Zunächst hat mir der Zusammenhang mit der chinesischen Geschichtsklitterung nicht gleich eingeleuchtet, gleichwohl bringt Dirks Statement ein grundsätzlich lohnendes Thema aufs Tapet:

Ich teile die Anamnese:
es geht alles viel zu langsam!

Und doch ist, aus meiner Sicht, das Thema nicht eigentlich „die Entschlossenheit“ oder die „Behäbigkeit der europäischen Entwicklung“, sondern, leider, bereits „die Demokratie“, oder, um nicht in die falsche Richtung zu tuten, „die staatliche Verfasstheit“; und zwar ist es auch deswegen nicht allein „die Demokratie“ (also das Wählen), weil  zahlreiche Faktoren zusammenspielen, darunter „die Institutionen“, Parteien, Regierung, Justiz,… die Medien vor allem.

Ich möchte drei Aspekte kommentieren, die in dieser wichtigen Diskussion zusammen-, und leicht unter die Räder kommen:

  • die Demokratie
  • das „chinesische Modell“
  • die Diskussion der gesellschaftlichen Verhasstheit

 

I.
Nach dem allgemeinen Verständnis, so nehme ich es wahr, denken „wir“ uns in einem demokratischen Staat (wir hier: die Bevölkerung). Ich schreibe nur einen kleinen Blogbeitrag, da will ich nicht gleich das Grundgesetz „und alles“ ins Visier nehmen. Aber was genau an unserem Staatswesen im Sinne dieses Grundgesetzes (noch) demokratisch ist, da gibt es schon ein, zwei Fragezeichen. Ohne Anspruch auf Vollständigkeit und in aller Kürze erstens:

Wen wir wählen können, regeln die Parteien, und das sind nicht-gewählte Körperschaften. Die dann von uns maidatierten und eigentlich „nur ihrem Gewissen“ verpflichteten Abgeordneten tun aber doch besser, was ihre Parteiführung beschlossen hat, ein nicht-gewähltes Gremium. Sie werden sonst schlicht kalt- und nicht wieder aufgestellt. Und was die Parteien wollen, das beschliessen deren Kommissionen, Fach- und Arbeitsgruppen, letztlich deren Chefs, und auch das sind nicht-gewählte Instanzen. Wer uns dann regiert, z.B. Laschet oder Scholz, regeln neuerdings die Grünen und die FDP unter sich – eine nie dagewesene Interpretation des Wählerwillens. … Was eine Koalition sich schliesslich als Programm aushandelt, hat auch keiner gewollt oder gewählt; nicht zu sprechen von dem, was sie am Ende tatsächlich umsetzt (nimm die SPD mit Harzt 4 oder der Rente mit 67, oder nimm die CDU mit der Wehrpflicht, der AKW-Abschaltung, der Ehe für alle, oder nimm die Grünen mit dem Militäreinsatz im Kosovo).
Die Kritik müsste natürlich ausführlich und tiefenscharf dargelegt werden; mir kommt es für den Moment nur darauf an, ein mehr oder weniger grosses Delta zwischen „unserem Demokratie- und Staatsverständnis“ und unserer Staatsrealität auszuweisen.

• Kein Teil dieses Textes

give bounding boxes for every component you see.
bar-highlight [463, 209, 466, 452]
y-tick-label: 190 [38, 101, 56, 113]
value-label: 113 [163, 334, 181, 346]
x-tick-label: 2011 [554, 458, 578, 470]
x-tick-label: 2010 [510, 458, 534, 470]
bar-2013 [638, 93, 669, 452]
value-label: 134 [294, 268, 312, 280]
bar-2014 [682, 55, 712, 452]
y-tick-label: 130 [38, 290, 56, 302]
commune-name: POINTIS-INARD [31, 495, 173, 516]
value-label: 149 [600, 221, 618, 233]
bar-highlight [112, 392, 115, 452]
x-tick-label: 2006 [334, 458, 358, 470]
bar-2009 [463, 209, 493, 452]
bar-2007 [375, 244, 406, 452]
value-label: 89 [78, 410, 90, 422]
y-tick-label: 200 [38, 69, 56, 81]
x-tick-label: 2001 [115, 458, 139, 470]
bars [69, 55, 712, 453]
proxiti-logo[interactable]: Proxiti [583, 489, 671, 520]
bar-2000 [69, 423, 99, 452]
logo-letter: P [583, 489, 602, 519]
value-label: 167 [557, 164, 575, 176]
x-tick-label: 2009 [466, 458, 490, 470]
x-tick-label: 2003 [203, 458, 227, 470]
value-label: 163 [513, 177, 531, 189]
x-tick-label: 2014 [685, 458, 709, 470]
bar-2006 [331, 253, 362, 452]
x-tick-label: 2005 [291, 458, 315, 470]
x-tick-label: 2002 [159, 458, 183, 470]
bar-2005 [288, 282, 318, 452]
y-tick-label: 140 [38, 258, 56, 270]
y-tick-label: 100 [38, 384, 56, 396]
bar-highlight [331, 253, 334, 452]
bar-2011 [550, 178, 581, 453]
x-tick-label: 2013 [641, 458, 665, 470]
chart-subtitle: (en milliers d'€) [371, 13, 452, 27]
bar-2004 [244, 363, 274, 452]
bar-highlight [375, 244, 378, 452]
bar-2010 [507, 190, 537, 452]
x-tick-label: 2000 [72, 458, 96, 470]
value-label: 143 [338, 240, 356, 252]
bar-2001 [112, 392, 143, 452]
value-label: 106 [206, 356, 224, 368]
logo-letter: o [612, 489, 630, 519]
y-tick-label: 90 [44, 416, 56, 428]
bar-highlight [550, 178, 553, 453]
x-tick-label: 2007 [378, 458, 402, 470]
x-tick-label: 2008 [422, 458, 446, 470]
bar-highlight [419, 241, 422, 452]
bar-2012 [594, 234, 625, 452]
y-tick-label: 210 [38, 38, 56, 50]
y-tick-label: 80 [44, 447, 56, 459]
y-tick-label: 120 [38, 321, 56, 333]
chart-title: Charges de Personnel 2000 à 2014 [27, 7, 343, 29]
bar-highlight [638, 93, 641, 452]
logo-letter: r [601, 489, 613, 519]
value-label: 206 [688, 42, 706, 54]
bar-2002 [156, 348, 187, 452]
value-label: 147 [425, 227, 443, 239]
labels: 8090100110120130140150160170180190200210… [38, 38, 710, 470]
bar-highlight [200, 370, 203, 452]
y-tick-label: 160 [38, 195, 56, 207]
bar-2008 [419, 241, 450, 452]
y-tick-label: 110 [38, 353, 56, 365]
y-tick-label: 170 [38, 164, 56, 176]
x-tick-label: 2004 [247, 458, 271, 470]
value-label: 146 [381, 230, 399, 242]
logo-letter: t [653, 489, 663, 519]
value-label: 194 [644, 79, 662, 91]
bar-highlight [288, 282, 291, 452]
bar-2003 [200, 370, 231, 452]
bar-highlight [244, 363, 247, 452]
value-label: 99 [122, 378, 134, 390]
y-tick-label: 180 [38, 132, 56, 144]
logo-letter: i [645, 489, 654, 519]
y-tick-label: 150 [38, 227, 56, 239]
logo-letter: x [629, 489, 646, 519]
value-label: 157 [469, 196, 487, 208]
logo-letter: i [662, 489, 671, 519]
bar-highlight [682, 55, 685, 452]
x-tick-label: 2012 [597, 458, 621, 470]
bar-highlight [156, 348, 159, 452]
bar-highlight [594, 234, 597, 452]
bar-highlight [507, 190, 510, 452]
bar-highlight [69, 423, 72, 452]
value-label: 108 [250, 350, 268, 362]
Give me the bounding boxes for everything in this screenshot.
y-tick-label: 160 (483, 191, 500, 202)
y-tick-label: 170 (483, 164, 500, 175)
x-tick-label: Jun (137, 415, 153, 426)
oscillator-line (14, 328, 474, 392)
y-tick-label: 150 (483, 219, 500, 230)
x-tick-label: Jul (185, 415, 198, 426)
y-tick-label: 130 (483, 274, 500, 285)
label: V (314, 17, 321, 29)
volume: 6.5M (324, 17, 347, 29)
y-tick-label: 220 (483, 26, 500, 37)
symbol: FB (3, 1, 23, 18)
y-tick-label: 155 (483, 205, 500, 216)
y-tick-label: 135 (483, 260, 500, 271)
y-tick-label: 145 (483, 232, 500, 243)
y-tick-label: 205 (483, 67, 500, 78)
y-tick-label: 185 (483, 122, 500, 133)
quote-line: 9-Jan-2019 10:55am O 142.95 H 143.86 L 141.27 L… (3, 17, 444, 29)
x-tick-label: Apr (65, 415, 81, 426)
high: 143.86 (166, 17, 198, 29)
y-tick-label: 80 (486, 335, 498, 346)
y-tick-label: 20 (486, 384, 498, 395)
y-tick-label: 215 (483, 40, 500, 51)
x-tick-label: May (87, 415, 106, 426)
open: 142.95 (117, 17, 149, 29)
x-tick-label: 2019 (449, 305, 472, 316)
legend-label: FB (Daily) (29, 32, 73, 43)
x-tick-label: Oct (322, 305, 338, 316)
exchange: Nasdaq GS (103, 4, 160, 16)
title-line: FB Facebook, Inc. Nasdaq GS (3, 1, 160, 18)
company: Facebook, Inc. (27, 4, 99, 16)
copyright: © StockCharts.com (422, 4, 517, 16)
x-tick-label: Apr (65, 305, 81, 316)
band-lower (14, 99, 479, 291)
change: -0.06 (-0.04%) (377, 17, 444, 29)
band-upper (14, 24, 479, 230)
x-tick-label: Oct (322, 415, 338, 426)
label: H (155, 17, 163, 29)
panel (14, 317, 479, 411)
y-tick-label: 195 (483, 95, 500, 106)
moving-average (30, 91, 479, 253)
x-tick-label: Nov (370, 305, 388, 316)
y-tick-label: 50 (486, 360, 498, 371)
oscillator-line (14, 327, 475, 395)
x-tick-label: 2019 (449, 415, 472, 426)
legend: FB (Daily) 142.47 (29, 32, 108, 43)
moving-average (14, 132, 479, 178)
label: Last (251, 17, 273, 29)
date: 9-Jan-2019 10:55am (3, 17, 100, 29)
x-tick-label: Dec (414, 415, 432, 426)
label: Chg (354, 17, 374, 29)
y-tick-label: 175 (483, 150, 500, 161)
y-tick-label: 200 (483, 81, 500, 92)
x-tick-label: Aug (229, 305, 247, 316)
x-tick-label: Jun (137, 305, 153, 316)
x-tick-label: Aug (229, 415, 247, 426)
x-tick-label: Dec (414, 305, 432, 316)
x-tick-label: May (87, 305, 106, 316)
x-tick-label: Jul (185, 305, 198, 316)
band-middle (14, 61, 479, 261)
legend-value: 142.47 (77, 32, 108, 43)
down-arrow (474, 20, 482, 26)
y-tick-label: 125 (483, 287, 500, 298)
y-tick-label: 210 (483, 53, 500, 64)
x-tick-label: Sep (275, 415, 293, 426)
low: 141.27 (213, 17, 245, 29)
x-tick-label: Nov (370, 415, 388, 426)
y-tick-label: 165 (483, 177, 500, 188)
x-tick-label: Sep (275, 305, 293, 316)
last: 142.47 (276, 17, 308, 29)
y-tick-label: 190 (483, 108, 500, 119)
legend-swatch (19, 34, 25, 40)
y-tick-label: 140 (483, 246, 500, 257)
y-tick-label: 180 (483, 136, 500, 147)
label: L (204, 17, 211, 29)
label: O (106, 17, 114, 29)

Dazu möchte ich in einem zweiten Punkt darauf hinweisen, dass die rund 55.000 Seiten, die die Gesetze des deutsche Rechtssystems abbilden (siehe: Beck-Texte im dtv) es ausserordentlich erschweren, zu irgendeiner Entscheidung zu gelangen – gleichgültig, in welcher Frage – und schnell schon mal gar nicht. Das Energierecht z.B. umfasst 2.116 Seiten: wer hätte da den Mut, einfach mal eben einen Schalter umzulegen? Natürlich liegt ungefähr dort der Punkt, an dem Dirk Specht „die Behäbigkeit“ diagnostiziert; und wie er kritisiere ich die. Nur resultiert dir zugleich aus einer überaus vertrackten und in vielfältigen föderalen Abhängigkeiten verstrickten Rechtslage, die ein Handeln INNERhalb des Rechtes als eine Mischung aus Kafka, Triathlon und Labyrintherkundung erscheinen lässt. Das politische Tempo ist eine zwangsläufige Folge, (meistens, na? …: oft) keine willentliche Verschleppung.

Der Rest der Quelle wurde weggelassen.